To add to the confusion there is a range of industry standard definitions of cost optimization. Conceptually they are all pretty much equivalent. A commonly referred to / accepted definition, put forth by the Gartner Group is: “Cost optimization is a business-focused, continuous discipline to drive spending and cost reduction, while maximizing business value.”
The important takeaway from that definition is that cost optimization is not indiscriminate cost cutting, it’s about getting maximum/optimal value from the investment in cost optimization opportunities.
- Perform Cost Optimization from a Cross-Enterprise Business Process Perspective
Cost optimization can be performed on a stand-alone basis or, perhaps as part of a Business Process Reengineering (BPR) initiative. Regardless, it’s essential to analyze cost and identify opportunities to optimize cost from a cross enterprise business process perspective.
There are 3 key reasons for performing cost optimization from a cross enterprise business process perspective:
· Mitigates Process Sub-Optimization
Sub-optimization refers to optimizing a business process component (work activities, procedures, and/or workflows) within a functional silo (department, work team, etc.) in such a way that the optimization of the component within the silo negatively impacts (diminishes the effectiveness and/or efficiency) of the end-to-end business process across the enterprise.
The components of an end-to-end business process are interconnected - changes in a component in one part of the process could have unforeseen negative impacts on components of the processes that are performed in other functional areas.
For example, the reduction in cost in one functional area could result in an increase in errors/defects that are discovered downstream in the process in another functional area.
Accordingly, any cost optimization opportunity needs to be evaluated across the process end-to-end to validate that the opportunity is indeed cost optimization - not indiscriminate cost reduction within a functional silo.
· Mitigates Process Cumulative Error
Cumulative error refers to the impact of the propagation of errors and defects through a business process. Simply stated, as an error or defect propagates through a process linearly, the cost of remediating the error or defect grows exponentially.
Or, as I like to say regarding business systems requirements – the best time to identify and correctly specify a business systems requirement is during business systems analysis. A very bad time to discover that you missed a requirement or identified the requirement but “got it wrong” is when the systems “goes live” in production.

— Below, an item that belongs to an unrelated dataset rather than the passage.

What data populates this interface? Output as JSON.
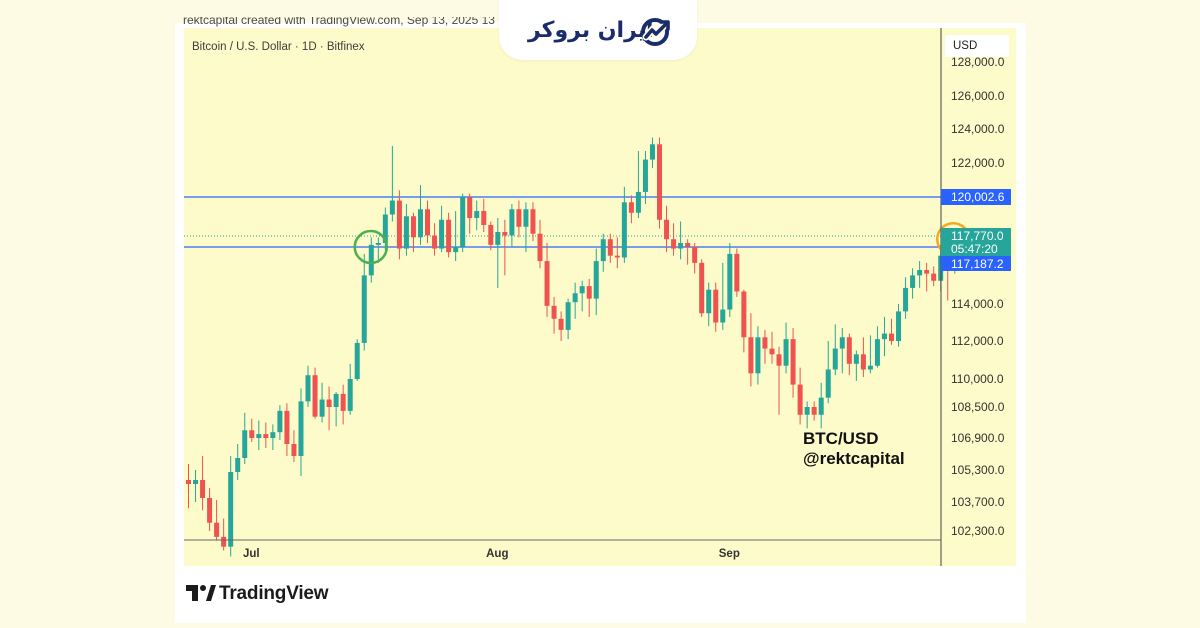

The same type of thinking applies to cost optimization. The best time to identify and properly analyze a cost optimization opportunity is during the analysis phase of a cost optimization initiative.
However, getting the analysis “wrong” in terms of cost-to-value leads to sub-optimal selection of opportunities from the opportunity backlog. The concept of an opportunity backlog is discussed in more detail in Best Practice #5: Approach Cost Optimization from an Agile Mindset
· Promotes Process Harmonization
Process harmonization refers to the standardization of multiple instances of the same business processes within an organization.
For example, an organization could have a customer billing team in Atlanta that serves the East, Southeast and Southwest regions of the organization and another customer billing team in Phoenix that serves the Midwest, Mountain, and West Coast regions.
From a Business Process Reengineering (BPR) perspective the objective is to ensure that the Atlanta billing team and the Phoenix billing team are performing customer billing consistently between the two teams.
Also, from a BPR perspective we would also want to analyze the potential to consolidate and centralize the two teams. An important component of the decision to centralize vs. remain decentralized is the cost-to-value of each option.